The dismissal in her tone, the way she emphasized 'your wife' like it was a temporary inconvenience, made my hands shake. Danny hesitated, clearly torn between staying with her and acknowledging me.

"Actually, it can wait," I said, backing toward the door. "I can see you're busy."

As I walked away, I heard Luciana's soft laughter and Danny's murmured response. The sound followed me down the corridor like an echo of everything I'd lost, everything I was about to lose.

That evening, our house felt more like a mausoleum than a home. Danny arrived two hours late, smelling faintly of Luciana's perfume, his tie loosened and his hair slightly mussed. I'd spent those hours sitting in our living room, staring at the ultrasound photo Dr. Mitchell had given me—a tiny blur that represented both hope and heartbreak.

"Danny, we need to talk." I stood as he entered, the photo clutched in my trembling hands.

He barely glanced up from his phone. "Can it wait? Luciana's setting up an emergency client meeting for tomorrow morning, and I need to review the contracts."

Luciana. Always Luciana.

"I'm pregnant," I said, the words tumbling out before I lost my courage.

That got his attention. His head snapped up, his expression shifting from annoyance to shock. "What?"

"Eight weeks." I held out the ultrasound, my hand shaking. "And Danny, there's something else. I have cancer. Stomach cancer. Stage two."

For a moment, silence filled the space between us. I watched his face, searching for some sign of the man I'd fallen in love with, the one who'd promised to love me in sickness and in health.

His phone buzzed. He glanced at it automatically.

"Jesus, Ashley." He ran a hand through his hair, looking more inconvenienced than concerned. "Are you sure? Maybe you should get a second opinion. You've been stressed lately, maybe—"

"The tests are conclusive." My voice came out steadier than I felt. "The doctor says I need to start treatment immediately, which means..."

His phone buzzed again. This time he answered it.

"Luciana? Yes, I can review those tonight." He held up a finger to me, as if my cancer diagnosis could wait for his secretary's call. "No, don't worry about your wrist. Take tomorrow off if you need to."

I watched him pace to the window, his voice dropping to the intimate tone he'd used at the hospital. The ultrasound photo fluttered to the floor as my hands went numb.

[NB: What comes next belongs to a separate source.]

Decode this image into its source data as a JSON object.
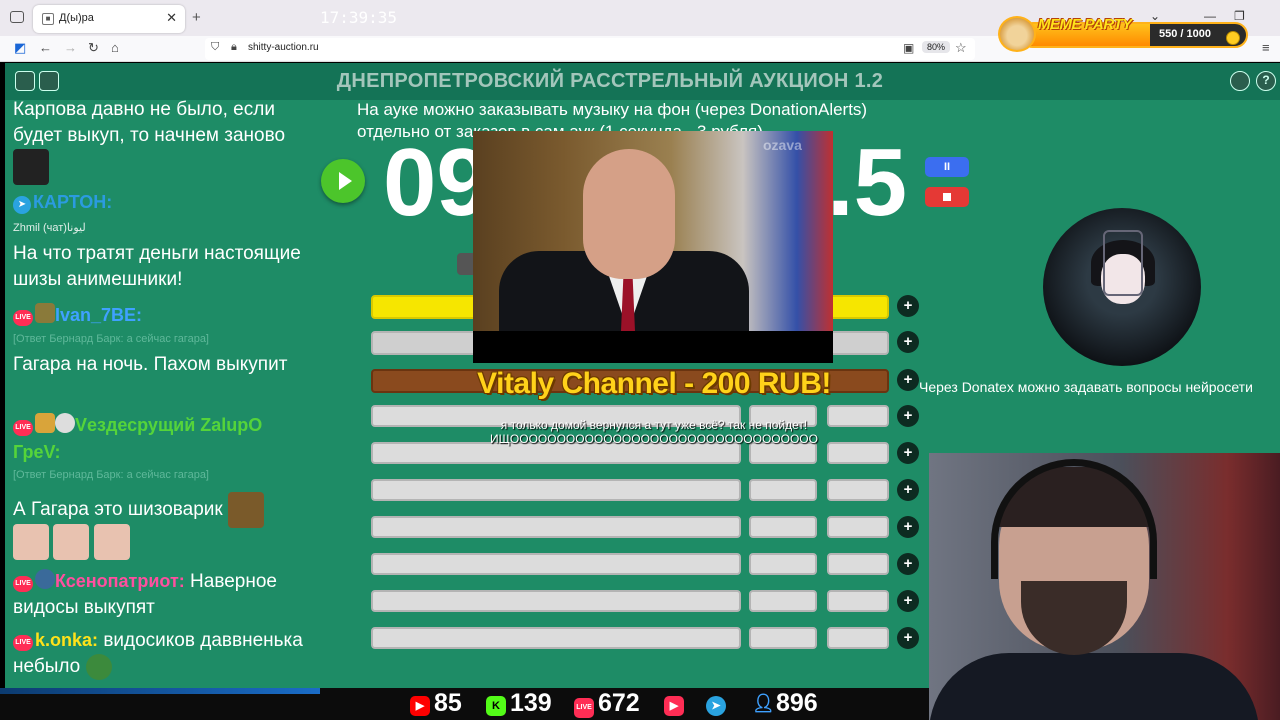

"I have to go," he said after hanging up. "There's a client emergency. We'll talk about this later, okay? Maybe you should call your doctor, make sure about the diagnosis."

He grabbed his jacket and headed for the door, pausing only to add, "And Ashley? Don't tell anyone about this yet. We need to figure out what we're dealing with first."

The door closed behind him with a soft click that sounded like the end of everything. I sank to my knees and picked up the ultrasound photo, my tears blurring the tiny image of the child I was already mourning.

In the silence of our empty house, I finally understood the choice I had to make. It wasn't just between my life and my baby's. It was between a future where I valued myself enough to survive, and a past where I'd slowly disappeared into someone who no longer saw me at all.